Molti anni fa, era il 1963 se ben ricordo, usciva un libro delle Edizioni Avanti! intitolato “C’è speranza se questo accade al Vho”. Autore il maestro Mario Lodi di Piàdena, straordinario animatore della creatività infantile, attivo negli stessi anni che vedevano a Barbiana l'esperienza educativa di don Milani. Direte: cosa c'entra questo esordio in riferimento a La Viuleta, rassegna di canto spontaneo e musica dell'arco alpino, giunta quest'anno alla sua sesta edizione?
C’entra, perché – si parva licet... – mentre nel caso di Lodi e don Milani era centrale la parola, la comunicazione dei bambini, svincolata dalle forme rigide della scuola autoritaria e selettiva, nella Viuleta il perno è il canto polivocale “libero”, inteso come canto collettivo senza maestri e senza direttori, un canto liberato dalle pastoie imposte dall'egemonia del “canone alpino”, ossia dallo stile SAT dei “canti della montagna”.
Stiamo parlando di una Rassegna di cori che in Piemonte, da sei anni a questa parte, a settembre, riempie di voci amiche e di suoni antichi le vie e le piazze di Viù, paese delle Valli di Lanzo (Torino), 785 m. di altitudine, 1100 abitanti, a 45 km dal capoluogo torinese.
Gruppi di canto spontaneo polifonico provenienti da varie località del Piemonte e da altre regioni, dopo essersi presentati al centro del paese (se il tempo lo consente, sul sagrato della chiesa che offre una eccezionale vista panoramica sulla valle) e dopo una ricca merenda sinoira a cura della Pro loco, cantano nei locali di Viù , che per una notte diventa la via dei canti e risuona di questa antica tradizione.
I locali pubblici (le vecchie piole diventate bar o trattorie) accolgono e rifocillano adeguatamente i cantori: cantori seduti a un tavolo a cantare sino all'alba, pubblico mobile da una postazione all'altra, da un mondo sonoro all'altro.
Chi ha inventato questa formula è Flavio Giacchero, etnomusicologo e musicista di Viù, con una lunga pratica di lavoro sul canto popolare, avendo per anni schedato inventariato e digitalizzato gli Archivi sonori dei maggiori ricercatori piemontesi (Jona-Liberovici, Beccaria, Adriano, Michele Straniero, Castelli, ecc. ), prima custoditi al CREL (Centro Regionale Etnografico Linguistico) di Torino e poi Rivoli e ora, come CREO (Centro Ricerca Etnomusica e Oralità), a Torino, presso il Polo del 900.
Nelle ultime edizioni la Viuleta aveva messo in programma un premio simbolico a un personaggio che si fosse distinto nella ricerca e nello studio del canto popolare, e quest'anno si era deciso di premiare Emilio
Jona (classe 1927) per la sua incredibile e lunga carriera di studioso, ricercatore delle culture popolari, oltre che scrittore, poeta, librettista, ecc.
Pur non in buone condizioni di salute, Emilio non si smentisce e non intende assolutamente rinunciare a questa speciale edizione della Viuleta.

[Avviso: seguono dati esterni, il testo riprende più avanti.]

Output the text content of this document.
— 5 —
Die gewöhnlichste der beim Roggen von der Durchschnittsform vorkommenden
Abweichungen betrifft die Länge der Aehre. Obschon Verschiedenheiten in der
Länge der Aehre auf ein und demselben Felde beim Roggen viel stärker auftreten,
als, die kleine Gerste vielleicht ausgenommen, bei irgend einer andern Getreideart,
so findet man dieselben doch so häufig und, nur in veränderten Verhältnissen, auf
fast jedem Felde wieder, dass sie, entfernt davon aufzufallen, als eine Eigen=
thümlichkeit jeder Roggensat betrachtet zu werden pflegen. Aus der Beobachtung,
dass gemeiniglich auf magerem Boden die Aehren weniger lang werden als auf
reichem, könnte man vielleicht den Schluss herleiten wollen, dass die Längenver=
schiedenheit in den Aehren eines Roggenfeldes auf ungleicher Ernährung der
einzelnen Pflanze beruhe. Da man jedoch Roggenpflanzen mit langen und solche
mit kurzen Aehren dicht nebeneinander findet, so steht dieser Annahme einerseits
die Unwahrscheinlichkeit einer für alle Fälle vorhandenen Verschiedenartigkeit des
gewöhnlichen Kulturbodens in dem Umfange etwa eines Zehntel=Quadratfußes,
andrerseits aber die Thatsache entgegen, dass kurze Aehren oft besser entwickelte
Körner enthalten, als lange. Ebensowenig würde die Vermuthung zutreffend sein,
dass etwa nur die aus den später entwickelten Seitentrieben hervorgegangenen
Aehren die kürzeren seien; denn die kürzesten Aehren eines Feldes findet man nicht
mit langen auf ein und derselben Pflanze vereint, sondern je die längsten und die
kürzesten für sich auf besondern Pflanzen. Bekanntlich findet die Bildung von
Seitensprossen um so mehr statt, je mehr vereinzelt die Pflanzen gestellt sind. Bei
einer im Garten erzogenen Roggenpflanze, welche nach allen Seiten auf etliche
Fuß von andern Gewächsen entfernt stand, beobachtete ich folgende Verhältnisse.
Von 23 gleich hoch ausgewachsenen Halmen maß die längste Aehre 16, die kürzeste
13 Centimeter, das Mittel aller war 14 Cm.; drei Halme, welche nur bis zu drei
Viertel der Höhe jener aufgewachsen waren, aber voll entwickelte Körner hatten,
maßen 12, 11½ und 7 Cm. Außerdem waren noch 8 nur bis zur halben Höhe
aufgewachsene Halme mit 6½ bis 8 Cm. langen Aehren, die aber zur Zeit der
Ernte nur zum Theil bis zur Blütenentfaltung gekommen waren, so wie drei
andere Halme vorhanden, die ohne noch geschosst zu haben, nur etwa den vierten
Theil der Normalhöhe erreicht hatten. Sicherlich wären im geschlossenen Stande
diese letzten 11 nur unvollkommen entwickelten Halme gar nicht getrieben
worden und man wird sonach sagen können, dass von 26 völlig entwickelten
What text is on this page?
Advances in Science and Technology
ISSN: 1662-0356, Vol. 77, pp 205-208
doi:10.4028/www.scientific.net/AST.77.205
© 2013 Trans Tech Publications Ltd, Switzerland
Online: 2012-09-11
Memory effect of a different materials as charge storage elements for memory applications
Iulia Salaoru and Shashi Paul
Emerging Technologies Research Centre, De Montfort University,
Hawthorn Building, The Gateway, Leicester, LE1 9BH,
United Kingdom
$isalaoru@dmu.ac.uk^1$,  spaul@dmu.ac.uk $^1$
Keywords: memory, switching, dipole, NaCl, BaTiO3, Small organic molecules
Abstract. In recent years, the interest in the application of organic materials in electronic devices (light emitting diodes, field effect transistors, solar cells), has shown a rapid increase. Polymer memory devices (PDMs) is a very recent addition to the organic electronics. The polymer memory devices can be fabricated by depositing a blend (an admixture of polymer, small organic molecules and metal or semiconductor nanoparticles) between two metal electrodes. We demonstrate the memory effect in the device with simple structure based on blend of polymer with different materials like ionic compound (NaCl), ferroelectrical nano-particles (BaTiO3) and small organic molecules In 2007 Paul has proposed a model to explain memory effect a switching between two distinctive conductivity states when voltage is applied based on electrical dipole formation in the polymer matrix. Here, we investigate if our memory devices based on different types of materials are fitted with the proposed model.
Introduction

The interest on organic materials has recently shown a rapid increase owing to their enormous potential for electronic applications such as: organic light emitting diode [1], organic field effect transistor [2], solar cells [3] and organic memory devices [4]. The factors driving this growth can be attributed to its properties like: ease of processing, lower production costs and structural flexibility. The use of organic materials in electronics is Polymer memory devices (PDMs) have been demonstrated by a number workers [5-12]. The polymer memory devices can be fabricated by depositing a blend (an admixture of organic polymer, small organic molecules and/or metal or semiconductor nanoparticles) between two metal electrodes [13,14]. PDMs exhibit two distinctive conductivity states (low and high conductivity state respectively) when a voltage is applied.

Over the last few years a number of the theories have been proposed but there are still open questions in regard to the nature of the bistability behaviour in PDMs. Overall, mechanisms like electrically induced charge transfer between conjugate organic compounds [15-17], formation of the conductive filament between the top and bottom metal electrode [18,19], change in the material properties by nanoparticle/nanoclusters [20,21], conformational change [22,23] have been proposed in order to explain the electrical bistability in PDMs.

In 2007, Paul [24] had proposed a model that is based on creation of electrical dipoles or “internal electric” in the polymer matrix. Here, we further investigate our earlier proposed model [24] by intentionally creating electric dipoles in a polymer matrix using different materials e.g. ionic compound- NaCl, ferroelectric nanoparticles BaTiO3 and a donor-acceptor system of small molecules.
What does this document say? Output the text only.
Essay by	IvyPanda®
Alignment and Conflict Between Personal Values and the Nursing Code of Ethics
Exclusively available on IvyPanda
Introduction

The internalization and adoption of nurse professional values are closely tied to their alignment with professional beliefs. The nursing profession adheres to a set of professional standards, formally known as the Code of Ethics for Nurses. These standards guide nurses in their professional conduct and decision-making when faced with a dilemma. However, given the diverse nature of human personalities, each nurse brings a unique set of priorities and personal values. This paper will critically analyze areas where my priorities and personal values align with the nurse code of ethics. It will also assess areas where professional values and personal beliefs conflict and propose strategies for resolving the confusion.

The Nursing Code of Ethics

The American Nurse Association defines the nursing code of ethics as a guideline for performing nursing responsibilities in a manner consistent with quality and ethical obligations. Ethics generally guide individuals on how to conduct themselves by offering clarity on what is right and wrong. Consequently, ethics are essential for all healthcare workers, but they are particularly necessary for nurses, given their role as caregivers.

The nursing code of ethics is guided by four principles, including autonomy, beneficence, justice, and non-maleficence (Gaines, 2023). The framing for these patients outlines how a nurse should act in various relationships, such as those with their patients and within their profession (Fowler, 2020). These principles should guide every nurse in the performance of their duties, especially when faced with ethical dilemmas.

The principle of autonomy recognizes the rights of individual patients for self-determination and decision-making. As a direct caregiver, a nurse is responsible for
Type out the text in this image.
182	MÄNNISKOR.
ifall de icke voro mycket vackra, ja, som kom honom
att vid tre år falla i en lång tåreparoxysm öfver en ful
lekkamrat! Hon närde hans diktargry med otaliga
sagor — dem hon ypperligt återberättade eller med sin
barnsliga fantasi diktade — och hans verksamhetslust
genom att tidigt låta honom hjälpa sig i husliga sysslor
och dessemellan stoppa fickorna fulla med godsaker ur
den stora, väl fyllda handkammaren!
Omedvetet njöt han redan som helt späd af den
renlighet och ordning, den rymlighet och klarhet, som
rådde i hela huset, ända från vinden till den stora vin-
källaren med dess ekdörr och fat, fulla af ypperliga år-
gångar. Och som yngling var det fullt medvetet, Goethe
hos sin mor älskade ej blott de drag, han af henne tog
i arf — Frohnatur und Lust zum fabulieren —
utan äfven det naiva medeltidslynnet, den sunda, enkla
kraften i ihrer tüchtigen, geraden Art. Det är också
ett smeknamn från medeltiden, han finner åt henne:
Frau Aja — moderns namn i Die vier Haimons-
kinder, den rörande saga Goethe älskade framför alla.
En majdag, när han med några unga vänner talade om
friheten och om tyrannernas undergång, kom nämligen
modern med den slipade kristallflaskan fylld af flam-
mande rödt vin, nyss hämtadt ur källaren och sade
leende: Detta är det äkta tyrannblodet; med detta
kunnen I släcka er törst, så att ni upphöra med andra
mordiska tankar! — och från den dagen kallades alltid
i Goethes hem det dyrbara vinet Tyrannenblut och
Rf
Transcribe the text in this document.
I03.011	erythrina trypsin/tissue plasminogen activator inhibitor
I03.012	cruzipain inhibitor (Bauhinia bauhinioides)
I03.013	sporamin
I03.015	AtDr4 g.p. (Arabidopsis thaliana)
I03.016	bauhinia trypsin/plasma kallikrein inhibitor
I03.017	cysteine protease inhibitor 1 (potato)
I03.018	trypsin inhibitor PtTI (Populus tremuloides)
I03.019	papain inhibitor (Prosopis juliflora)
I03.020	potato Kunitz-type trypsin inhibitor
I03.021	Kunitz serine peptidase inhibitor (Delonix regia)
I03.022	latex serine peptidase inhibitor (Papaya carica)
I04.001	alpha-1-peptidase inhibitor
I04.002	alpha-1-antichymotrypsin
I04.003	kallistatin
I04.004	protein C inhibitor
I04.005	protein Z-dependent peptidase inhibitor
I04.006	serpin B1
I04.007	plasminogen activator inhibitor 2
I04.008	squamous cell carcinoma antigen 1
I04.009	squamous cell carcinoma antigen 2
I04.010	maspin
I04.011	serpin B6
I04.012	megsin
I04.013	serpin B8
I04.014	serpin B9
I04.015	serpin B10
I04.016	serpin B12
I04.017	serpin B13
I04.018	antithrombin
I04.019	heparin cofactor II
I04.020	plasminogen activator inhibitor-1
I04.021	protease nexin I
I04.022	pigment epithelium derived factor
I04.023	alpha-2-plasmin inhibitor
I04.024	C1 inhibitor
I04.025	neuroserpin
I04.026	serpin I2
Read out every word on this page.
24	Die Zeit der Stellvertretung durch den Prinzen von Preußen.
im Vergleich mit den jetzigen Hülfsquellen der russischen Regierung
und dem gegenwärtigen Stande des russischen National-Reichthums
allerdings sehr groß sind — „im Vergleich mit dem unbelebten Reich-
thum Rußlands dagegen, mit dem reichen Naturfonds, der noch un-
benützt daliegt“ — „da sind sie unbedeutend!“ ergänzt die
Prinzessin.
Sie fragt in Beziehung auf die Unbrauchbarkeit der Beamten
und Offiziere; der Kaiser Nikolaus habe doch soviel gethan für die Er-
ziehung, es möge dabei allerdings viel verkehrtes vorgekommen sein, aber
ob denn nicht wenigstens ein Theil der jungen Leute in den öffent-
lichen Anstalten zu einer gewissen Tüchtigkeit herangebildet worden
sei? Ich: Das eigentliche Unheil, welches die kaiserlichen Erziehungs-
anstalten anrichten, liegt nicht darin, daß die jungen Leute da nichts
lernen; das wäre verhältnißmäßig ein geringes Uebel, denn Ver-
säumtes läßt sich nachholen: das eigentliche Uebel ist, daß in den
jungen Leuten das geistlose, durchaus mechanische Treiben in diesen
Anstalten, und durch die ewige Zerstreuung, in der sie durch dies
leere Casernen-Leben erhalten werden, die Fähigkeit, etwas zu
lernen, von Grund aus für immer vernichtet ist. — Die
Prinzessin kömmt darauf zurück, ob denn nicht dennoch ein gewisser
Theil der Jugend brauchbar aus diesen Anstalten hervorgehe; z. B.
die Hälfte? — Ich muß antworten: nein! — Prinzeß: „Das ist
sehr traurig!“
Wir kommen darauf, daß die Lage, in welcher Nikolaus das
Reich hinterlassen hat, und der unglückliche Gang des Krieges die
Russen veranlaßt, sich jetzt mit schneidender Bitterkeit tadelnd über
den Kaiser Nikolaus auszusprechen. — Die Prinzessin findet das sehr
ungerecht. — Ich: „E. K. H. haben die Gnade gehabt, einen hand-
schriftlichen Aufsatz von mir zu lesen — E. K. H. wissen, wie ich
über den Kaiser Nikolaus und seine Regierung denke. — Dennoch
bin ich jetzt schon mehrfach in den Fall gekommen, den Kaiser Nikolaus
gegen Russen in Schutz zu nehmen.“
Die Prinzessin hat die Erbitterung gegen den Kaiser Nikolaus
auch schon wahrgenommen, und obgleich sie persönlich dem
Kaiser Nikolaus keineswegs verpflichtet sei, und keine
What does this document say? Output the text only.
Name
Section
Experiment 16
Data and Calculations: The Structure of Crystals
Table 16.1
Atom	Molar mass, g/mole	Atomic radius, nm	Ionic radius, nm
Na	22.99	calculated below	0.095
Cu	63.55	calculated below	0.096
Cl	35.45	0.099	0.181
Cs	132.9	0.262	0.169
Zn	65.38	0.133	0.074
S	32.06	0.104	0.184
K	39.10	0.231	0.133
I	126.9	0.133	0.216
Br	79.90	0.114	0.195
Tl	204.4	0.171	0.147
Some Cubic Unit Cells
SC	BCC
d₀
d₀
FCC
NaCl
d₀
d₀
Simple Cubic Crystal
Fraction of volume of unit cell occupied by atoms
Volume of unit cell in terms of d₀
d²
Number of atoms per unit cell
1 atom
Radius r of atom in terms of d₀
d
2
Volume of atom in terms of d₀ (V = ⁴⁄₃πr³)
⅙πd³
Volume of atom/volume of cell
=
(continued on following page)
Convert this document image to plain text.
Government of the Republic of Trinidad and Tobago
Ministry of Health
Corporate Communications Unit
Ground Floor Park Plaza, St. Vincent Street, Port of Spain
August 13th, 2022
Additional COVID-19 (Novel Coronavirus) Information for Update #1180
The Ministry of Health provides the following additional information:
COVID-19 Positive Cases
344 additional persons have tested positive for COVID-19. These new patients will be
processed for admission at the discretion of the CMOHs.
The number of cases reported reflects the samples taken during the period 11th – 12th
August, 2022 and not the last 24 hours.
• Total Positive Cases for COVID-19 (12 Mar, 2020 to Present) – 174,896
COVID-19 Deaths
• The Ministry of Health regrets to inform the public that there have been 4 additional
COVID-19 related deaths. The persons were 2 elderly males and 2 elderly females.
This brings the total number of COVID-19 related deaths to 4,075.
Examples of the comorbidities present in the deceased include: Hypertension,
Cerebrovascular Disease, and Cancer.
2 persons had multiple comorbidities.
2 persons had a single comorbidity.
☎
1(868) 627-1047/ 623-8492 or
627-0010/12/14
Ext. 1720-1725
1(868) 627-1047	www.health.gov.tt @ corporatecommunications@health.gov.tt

Difficile trattenerlo, giovanilmente entusiasta com’è.
Con il figlio Alberto, regista e cantante, docente al Conservatorio di Cuneo, Natalie Lithwick mezzosoprano, raffinata esecutrice di canti antichi, e Jenaro Meléndrez pittore e fondatore con Cora De Maria di Controluce Teatro d’Ombra, arriviamo nel pomeriggio di sabato 13 a Viù e posteggiamo l'auto nella piazza sotto la chiesa, facendo il dovuto omaggio all'altare delle Matres o Matronae, divinità celtiche della fertilità, che campeggia a bordo piazza.
Per Emilio non è una buona giornata, l'insufficienza respiratoria lo costringe a stare collegato all'ossigeno sul deambulatore, ma ciò nonostante è felice di partecipare all'evento festoso.
Piazza gremita di pubblico e di cantori venuti da tante parti, il tempo incerto non consente di stare sul sagrato della chiesa, ma ci si raduna nel salone polivalente che in breve si riempie sino all'inverosimile.
Dopo il caloroso saluto della sindaca Daniela Majrano, Flavio Giacchero annuncia il premio e mi passa la parola, nella mia qualità di presidente del CREO, il Centro Ricerca Etnomusica e Oralità, fondato grazie a Emilio Jona a Torino nel 2019.